European managers Index Ventures and Balderton Capital, as well as their US peer Benchmark Capital, are celebrating the sale of MySQL, an open source database business, to IT firm Sun Microsystems for $1 billion.
Index declined to comment on the scale of the return to its investors, though Balderton said in a statement that its 15 percent stake in the company would result in a “substantial return”.
Index and Benchmark – Balderton was formerly the European arm of Benchmark – were the only two venture firms to participate in a 2003 series B funding of $19.5 million, which suggests their returns will be significant.
Sun’s consideration for the business includes $780 million in cash and the assumption of share options in MySQL’s holding company of $200 million.
MySQL was partner Danny Rimer’s first investment after joining Index Ventures in 2002 to establish the Swiss firm's London office.
The Swedish company makes open-source database software used by companies such as online search leader Google, social-networking site Facebook and Finnish phone maker Nokia.
Rimer said in a statement: “Index started working with MySQL in 2003 and it’s been exciting for us to watch the company grow as the leader in the open source industry. Now, with the ability to leverage Sun’s global distribution and enterprise support, we look forward to seeing MySQL technology spread even further around the world.”
The sale is the second billion dollar exit from a European venture capital bet in the last few years. Index was also one of the backers of Skype, the voice over internet telephony service, which sold to eBay for $2.6 billion.

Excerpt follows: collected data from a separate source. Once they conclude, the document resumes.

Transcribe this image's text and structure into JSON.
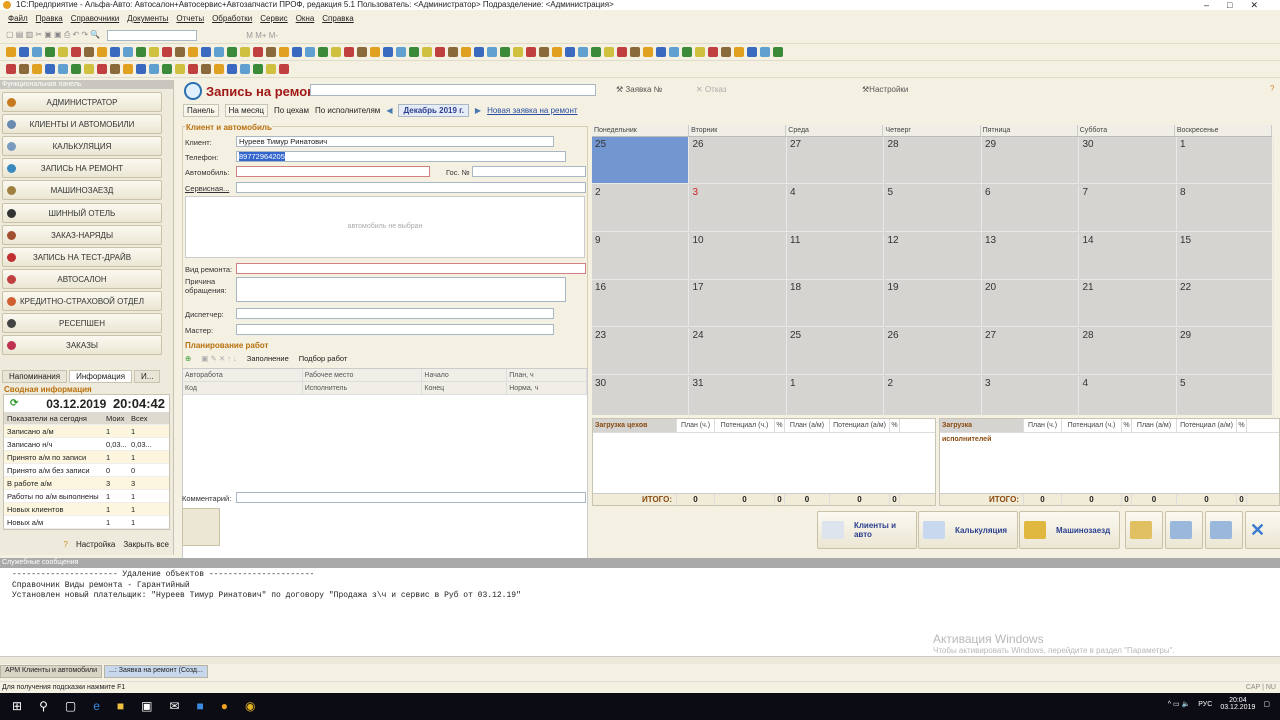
{
  "window": {
    "title": "1С:Предприятие - Альфа-Авто: Автосалон+Автосервис+Автозапчасти ПРОФ, редакция 5.1    Пользователь: <Администратор>    Подразделение: <Администрация>"
  },
  "menu": [
    "Файл",
    "Правка",
    "Справочники",
    "Документы",
    "Отчеты",
    "Обработки",
    "Сервис",
    "Окна",
    "Справка"
  ],
  "toolbar": {
    "mark_labels": [
      "M",
      "M+",
      "M-"
    ]
  },
  "left_panel": {
    "title": "Функциональная панель",
    "items": [
      {
        "label": "АДМИНИСТРАТОР",
        "icon": "shield-icon",
        "color": "#c87a20"
      },
      {
        "label": "КЛИЕНТЫ И АВТОМОБИЛИ",
        "icon": "client-card-icon",
        "color": "#6a8ab0"
      },
      {
        "label": "КАЛЬКУЛЯЦИЯ",
        "icon": "calculator-icon",
        "color": "#7a9ac0"
      },
      {
        "label": "ЗАПИСЬ НА РЕМОНТ",
        "icon": "repair-clock-icon",
        "color": "#3a8ac0"
      },
      {
        "label": "МАШИНОЗАЕЗД",
        "icon": "car-icon",
        "color": "#a08040"
      },
      {
        "label": "ШИННЫЙ ОТЕЛЬ",
        "icon": "tire-icon",
        "color": "#333333"
      },
      {
        "label": "ЗАКАЗ-НАРЯДЫ",
        "icon": "tools-icon",
        "color": "#a05030"
      },
      {
        "label": "ЗАПИСЬ НА ТЕСТ-ДРАЙВ",
        "icon": "test-drive-icon",
        "color": "#c03030"
      },
      {
        "label": "АВТОСАЛОН",
        "icon": "car-red-icon",
        "color": "#c04040"
      },
      {
        "label": "КРЕДИТНО-СТРАХОВОЙ ОТДЕЛ",
        "icon": "lifebuoy-icon",
        "color": "#d06030"
      },
      {
        "label": "РЕСЕПШЕН",
        "icon": "headset-icon",
        "color": "#444444"
      },
      {
        "label": "ЗАКАЗЫ",
        "icon": "order-car-icon",
        "color": "#c03050"
      }
    ],
    "tabs": [
      "Напоминания",
      "Информация",
      "И..."
    ],
    "summary_title": "Сводная информация",
    "date": "03.12.2019",
    "time": "20:04:42",
    "table_head": [
      "Показатели на сегодня",
      "Моих",
      "Всех"
    ],
    "rows": [
      [
        "Записано а/м",
        "1",
        "1"
      ],
      [
        "Записано н/ч",
        "0,03...",
        "0,03..."
      ],
      [
        "Принято а/м по записи",
        "1",
        "1"
      ],
      [
        "Принято а/м без записи",
        "0",
        "0"
      ],
      [
        "В работе а/м",
        "3",
        "3"
      ],
      [
        "Работы по а/м выполнены",
        "1",
        "1"
      ],
      [
        "Новых клиентов",
        "1",
        "1"
      ],
      [
        "Новых а/м",
        "1",
        "1"
      ]
    ],
    "settings": "Настройка",
    "close_all": "Закрыть все"
  },
  "form": {
    "title": "Запись на ремонт",
    "order_no": "Заявка №",
    "cancel": "Отказ",
    "settings": "Настройки",
    "tb": {
      "panel": "Панель",
      "month": "На месяц",
      "shops": "По цехам",
      "performers": "По исполнителям",
      "period": "Декабрь 2019 г.",
      "new_order": "Новая заявка на ремонт"
    },
    "group": "Клиент и автомобиль",
    "client_label": "Клиент:",
    "client": "Нуреев Тимур Ринатович",
    "phone_label": "Телефон:",
    "phone": "89772964205",
    "car_label": "Автомобиль:",
    "plate_label": "Гос. №",
    "service_label": "Сервисная...",
    "no_car": "автомобиль не выбран",
    "repair_type_label": "Вид ремонта:",
    "reason_label": "Причина обращения:",
    "dispatcher_label": "Диспетчер:",
    "master_label": "Мастер:",
    "planning": "Планирование работ",
    "fill": "Заполнение",
    "pick": "Подбор работ",
    "cols1": [
      "Авторабота",
      "Рабочее место",
      "Начало",
      "План, ч"
    ],
    "cols2": [
      "Код",
      "Исполнитель",
      "Конец",
      "Норма, ч"
    ],
    "comment_label": "Комментарий:"
  },
  "calendar": {
    "days": [
      "Понедельник",
      "Вторник",
      "Среда",
      "Четверг",
      "Пятница",
      "Суббота",
      "Воскресенье"
    ],
    "weeks": [
      [
        "25",
        "26",
        "27",
        "28",
        "29",
        "30",
        "1"
      ],
      [
        "2",
        "3",
        "4",
        "5",
        "6",
        "7",
        "8"
      ],
      [
        "9",
        "10",
        "11",
        "12",
        "13",
        "14",
        "15"
      ],
      [
        "16",
        "17",
        "18",
        "19",
        "20",
        "21",
        "22"
      ],
      [
        "23",
        "24",
        "25",
        "26",
        "27",
        "28",
        "29"
      ],
      [
        "30",
        "31",
        "1",
        "2",
        "3",
        "4",
        "5"
      ]
    ],
    "selected": "25",
    "highlight_red": "3",
    "selected_color": "#7196d0"
  },
  "load_shops": {
    "title": "Загрузка цехов",
    "cols": [
      "План (ч.)",
      "Потенциал (ч.)",
      "%",
      "План (а/м)",
      "Потенциал (а/м)",
      "%"
    ],
    "total_label": "ИТОГО:",
    "totals": [
      "0",
      "0",
      "0",
      "0",
      "0",
      "0"
    ]
  },
  "load_perf": {
    "title": "Загрузка исполнителей",
    "cols": [
      "План (ч.)",
      "Потенциал (ч.)",
      "%",
      "План (а/м)",
      "Потенциал (а/м)",
      "%"
    ],
    "total_label": "ИТОГО:",
    "totals": [
      "0",
      "0",
      "0",
      "0",
      "0",
      "0"
    ]
  },
  "actions": [
    "Клиенты и авто",
    "Калькуляция",
    "Машинозаезд"
  ],
  "messages": {
    "title": "Служебные сообщения",
    "lines": [
      "---------------------- Удаление объектов ----------------------",
      "Справочник Виды ремонта - Гарантийный",
      "Установлен новый плательщик: \"Нуреев Тимур Ринатович\" по договору \"Продажа з\\ч и сервис в Руб от 03.12.19\""
    ]
  },
  "activation": {
    "title": "Активация Windows",
    "text": "Чтобы активировать Windows, перейдите в раздел \"Параметры\"."
  },
  "window_tabs": [
    "АРМ Клиенты и автомобили",
    "...: Заявка на ремонт (Созд..."
  ],
  "status": {
    "hint": "Для получения подсказки нажмите F1",
    "caps": "CAP",
    "num": "NU"
  },
  "taskbar": {
    "lang": "РУС",
    "time": "20:04",
    "date": "03.12.2019"
  }
}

MySQL is one of several open source companies in the Index portfolio, others include: Trolltech, Zend, OPenads and Pentaho.
Index Ventures has also made two venture investments today with a $7 million investment in a series B funding round in ECommerce filter company Criteo and a $15.5 million follow-on funding round into open source server Openads.
Balderton manages approximately $1.5 billion in capital and has backed more than 70 tech companies since 2000.